Wisembly incident

App down

Major Resolved View vendor source →

Wisembly experienced a major incident on June 15, 2015, lasting 43m. The incident has been resolved; the full update timeline is below.

Started
Jun 15, 2015, 02:45 PM UTC
Resolved
Jun 15, 2015, 03:29 PM UTC
Duration
43m
Detected by Pingoru
Jun 15, 2015, 02:45 PM UTC

Update timeline

  1. investigating Jun 15, 2015, 02:45 PM UTC

    We currently have a major app outage. We are investigating and trying our best to make the thins up again.

  2. identified Jun 15, 2015, 02:49 PM UTC

    Application is up now, we restarted crippled processes. We're investigating further to understand what happened and keep you informed. Sorry for the trouble.

  3. resolved Jun 15, 2015, 03:29 PM UTC

    All systems are up again. We'll write shortly a post-mortem explaining what happened, what we've done and how to prevent that to happen again.

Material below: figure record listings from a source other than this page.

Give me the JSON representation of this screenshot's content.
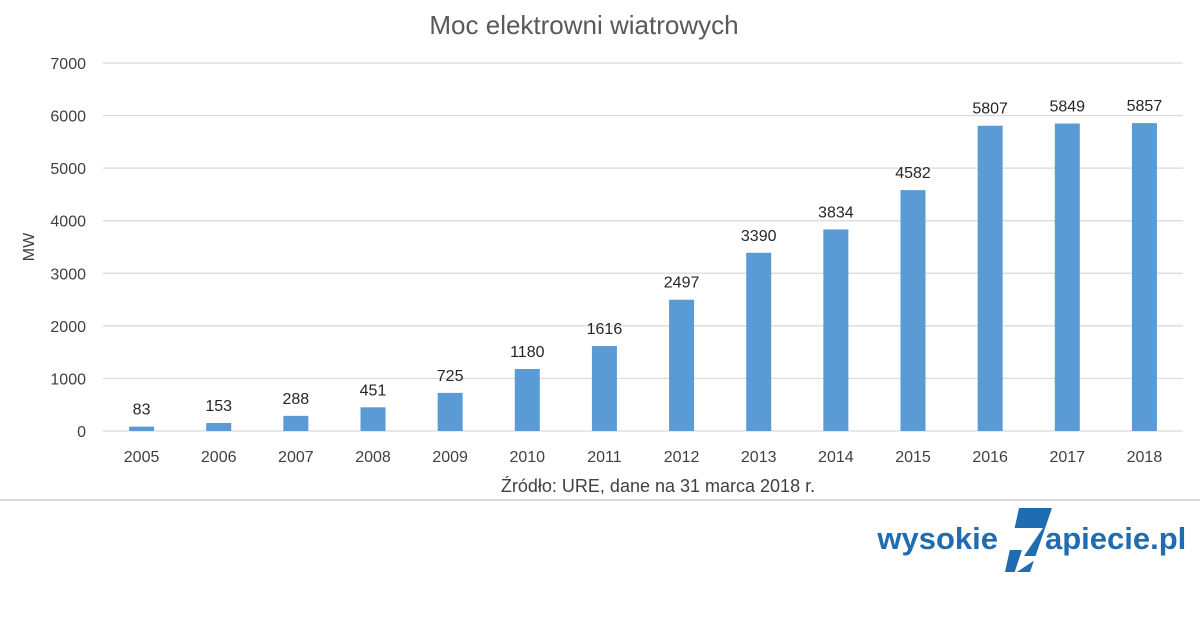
{
  "chart_data": {
    "type": "bar",
    "title": "Moc elektrowni wiatrowych",
    "ylabel": "MW",
    "xlabel": "",
    "ylim": [
      0,
      7000
    ],
    "yticks": [
      0,
      1000,
      2000,
      3000,
      4000,
      5000,
      6000,
      7000
    ],
    "grid": true,
    "bar_color": "#5b9bd5",
    "categories": [
      "2005",
      "2006",
      "2007",
      "2008",
      "2009",
      "2010",
      "2011",
      "2012",
      "2013",
      "2014",
      "2015",
      "2016",
      "2017",
      "2018"
    ],
    "values": [
      83,
      153,
      288,
      451,
      725,
      1180,
      1616,
      2497,
      3390,
      3834,
      4582,
      5807,
      5849,
      5857
    ],
    "source_note": "Źródło: URE, dane na 31 marca 2018 r."
  },
  "logo": {
    "text_left": "wysokie",
    "text_right": "apiecie.pl",
    "color": "#1f6cb0"
  }
}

  4. postmortem Aug 03, 2018, 05:32 PM UTC

    # 20151506 App down incident #### What happened Today at 04:46:50pm GMT+1 our application went down, for 11 minutes. Our team has been alerted few minutes later by automated probes and error logs. We went into our servers to see the problem. We found an important RAM consumption by our MySQL process, threatening the overall system RAM, preventing REDIS backup daemon to perform its regular backup snapshots. This problem affected some REDIS enabled API endpoints that made our PHP-FPM processes going wild. #### What we did We restarted MySQL process in order clear the buffer cache in RAM and make some room for other processes, especially REDIS automated backups. It was not sufficient, we had to restart PHP-FPM too to cool things down a bit. Once done, all system went green again #### How to avoid that in the future We looked into our server configuration with our backend team and housing provider, and clearly showed that the allowed RAM for MySQL was a bit edgy and could lead to what happened. We reduced so the allowed buffer size by 75%, leaving us enough room to cache all the needed things and leave enough space for all the other processes on the backed servers. We restarted again MySQL to take the configuration into account, and closely monitoring it performances in the near future.